Vivienne Koorland
Freud Museum
House Sutra: From Cape Town to Kathmandu, 2006, presents a schematic image of a house, filled with white lines in a childlike scrawl. A repeated motif in Vivienne Koorland’s paintings, the house floats against a tar-black background, suggesting spatial insecurity and disorientation. That fragmented effect is emphasized by the canvas’s stitched-together surface, atop which are glued scintillating pieces of colored canvas, evenly distributed, evoking flowers or falling snowflakes. As a comforting image of a home built from ruins, it appears to salve an ache; but the reality of dislocation that informs Koorland’s practice—she grew up in South Africa and now resides in New York—is never far away.
Her painting Small Africa, 2004–2006, contains a small map of Africa, above which is written a word that supplies the exhibition’s title: “Reisemalheurs” (Travel Woes), a neologism of Sigmund Freud’s, itself awkwardly but tellingly straddling German and French. Koorland discovered it (in a letter written by Freud) as she prepared for her show, which was beautifully organized by Tamar Garb. The term explains the affinity of these paintings for their setting, the last residence of the founder of psychoanalysis following his flight from Nazi Vienna in 1938. The paintings are hung among a temporary exhibition of Freud’s letters, photographs, and mementos and offer insight into his own ambivalent relation to travel, which alternately inspired joy and distress. He famously collected antiquities during his journeys, filling his consultation room with figurines excavated from places both geographically and historically distant—an archaeological metaphor for his analytic practice.
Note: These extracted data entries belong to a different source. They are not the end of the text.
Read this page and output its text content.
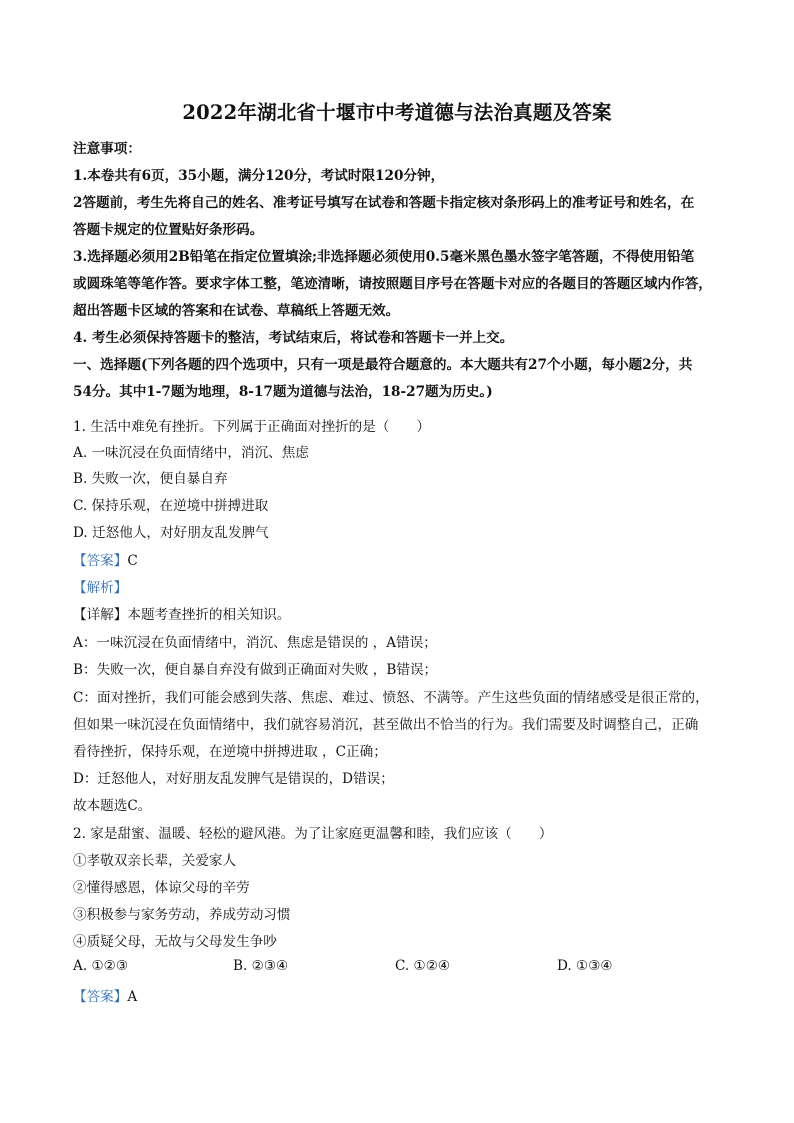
2022年湖北省十堰市中考道德与法治真题及答案
注意事项：
1.本卷共有6页，35小题，满分120分，考试时限120分钟，
2答题前，考生先将自己的姓名、准考证号填写在试卷和答题卡指定核对条形码上的准考证号和姓名，在
答题卡规定的位置贴好条形码。
3.选择题必须用2B铅笔在指定位置填涂;非选择题必须使用0.5毫米黑色墨水签字笔答题，不得使用铅笔
或圆珠笔等笔作答。要求字体工整，笔迹清晰，请按照题目序号在答题卡对应的各题目的答题区域内作答，
超出答题卡区域的答案和在试卷、草稿纸上答题无效。
4. 考生必须保持答题卡的整洁，考试结束后，将试卷和答题卡一并上交。
一、选择题(下列各题的四个选项中，只有一项是最符合题意的。本大题共有27个小题，每小题2分，共
54分。其中1-7题为地理，8-17题为道德与法治，18-27题为历史。)
1. 生活中难免有挫折。下列属于正确面对挫折的是（　　）
A. 一味沉浸在负面情绪中，消沉、焦虑
B. 失败一次，便自暴自弃
C. 保持乐观，在逆境中拼搏进取
D. 迁怒他人，对好朋友乱发脾气
【答案】C
【解析】
【详解】本题考查挫折的相关知识。
A：一味沉浸在负面情绪中，消沉、焦虑是错误的 ，A错误；
B：失败一次，便自暴自弃没有做到正确面对失败 ，B错误；
C：面对挫折，我们可能会感到失落、焦虑、难过、愤怒、不满等。产生这些负面的情绪感受是很正常的，
但如果一味沉浸在负面情绪中，我们就容易消沉，甚至做出不恰当的行为。我们需要及时调整自己，正确
看待挫折，保持乐观，在逆境中拼搏进取 ，C正确；
D：迁怒他人，对好朋友乱发脾气是错误的，D错误；
故本题选C。
2. 家是甜蜜、温暖、轻松的避风港。为了让家庭更温馨和睦，我们应该（　　）
①孝敬双亲长辈，关爱家人
②懂得感恩，体谅父母的辛劳
③积极参与家务劳动，养成劳动习惯
④质疑父母，无故与父母发生争吵
A. ①②③	B. ②③④	C. ①②④	D. ①③④
【答案】A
Koorland’s paintings also dig into the past. The austere and nearly monochromatic Cape Town over Hungary, 1995, displays military huts and handwritten names of South African locales inscribed over a barely legible, upside-down map of Hungary. This cartographic palimpsest is not geographic but mnemonic and is constructed via a hidden logic—for instance, DF MALAN, according to the catalogue, is the former name of Cape Town International Airport, commemorating one of the architects of apartheid. Similar references, unmoored from their past significance, float over the opaque field. There may be an attempt here to call up history, but these paintings’ abbreviated reflections on memory acknowledge the impossibility of fully restoring prior experience.
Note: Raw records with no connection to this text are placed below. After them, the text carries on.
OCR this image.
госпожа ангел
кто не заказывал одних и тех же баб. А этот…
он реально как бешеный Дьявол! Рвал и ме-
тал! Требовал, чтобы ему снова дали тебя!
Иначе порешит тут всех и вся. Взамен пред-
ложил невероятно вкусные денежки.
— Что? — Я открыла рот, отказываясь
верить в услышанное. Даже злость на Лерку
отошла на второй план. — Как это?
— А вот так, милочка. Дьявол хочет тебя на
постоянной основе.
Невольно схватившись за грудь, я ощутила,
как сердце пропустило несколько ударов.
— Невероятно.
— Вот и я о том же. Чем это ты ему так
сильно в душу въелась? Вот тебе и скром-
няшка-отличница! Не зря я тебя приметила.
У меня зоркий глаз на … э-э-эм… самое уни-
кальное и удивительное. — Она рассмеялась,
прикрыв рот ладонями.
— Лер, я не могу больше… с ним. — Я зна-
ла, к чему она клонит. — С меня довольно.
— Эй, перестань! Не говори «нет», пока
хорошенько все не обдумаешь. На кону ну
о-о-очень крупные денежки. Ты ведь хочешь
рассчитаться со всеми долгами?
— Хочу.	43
Poem Painting III (Shadow Painting), 2006, reels off a list of assertions in a child’s cursive: MY WILD STRAWBERRIE, MY SUGARLIZARD, MY COMFORT-BAG, MY SILK-SPINNER, and so on. The insistent use of the word my betrays an exaggerated possessiveness toward things, as if to fend off the ravages of dislocation’s losses. The apparent authenticity of the childish script is, in fact, mimicry. Where these paintings expose their borrowed forms of expression—recycled canvas, simulated handwriting, and appropriated imagery (such as her frequent use of maps)—Koorland’s reisemalheurs reveal their most deeply unsettling aspect: Not even our innermost thoughts are purely our own, as Freud understood; homelessness becomes existential.
But Koorland doesn’t regard travel as solely traumatic; it also, she implies, has a transformative potential. O Bear Me Away On Your Snowy Wings, 2006, captures movement’s wonder and turns the melancholy of displacement into the promise of discovery. With its smaller side canvases flanking the central large one like wings, their stitching pattern evoking feathers, the triptych suggests an imposing white bird. But because this resemblance is schematic, the painting flutters between representation and abstraction. The simplified surface, here cleared of the weight of historical consciousness, proposes a lightening of being—rendered also by the lowercase letters of the image’s schoolgirl-like writing—eager for flight.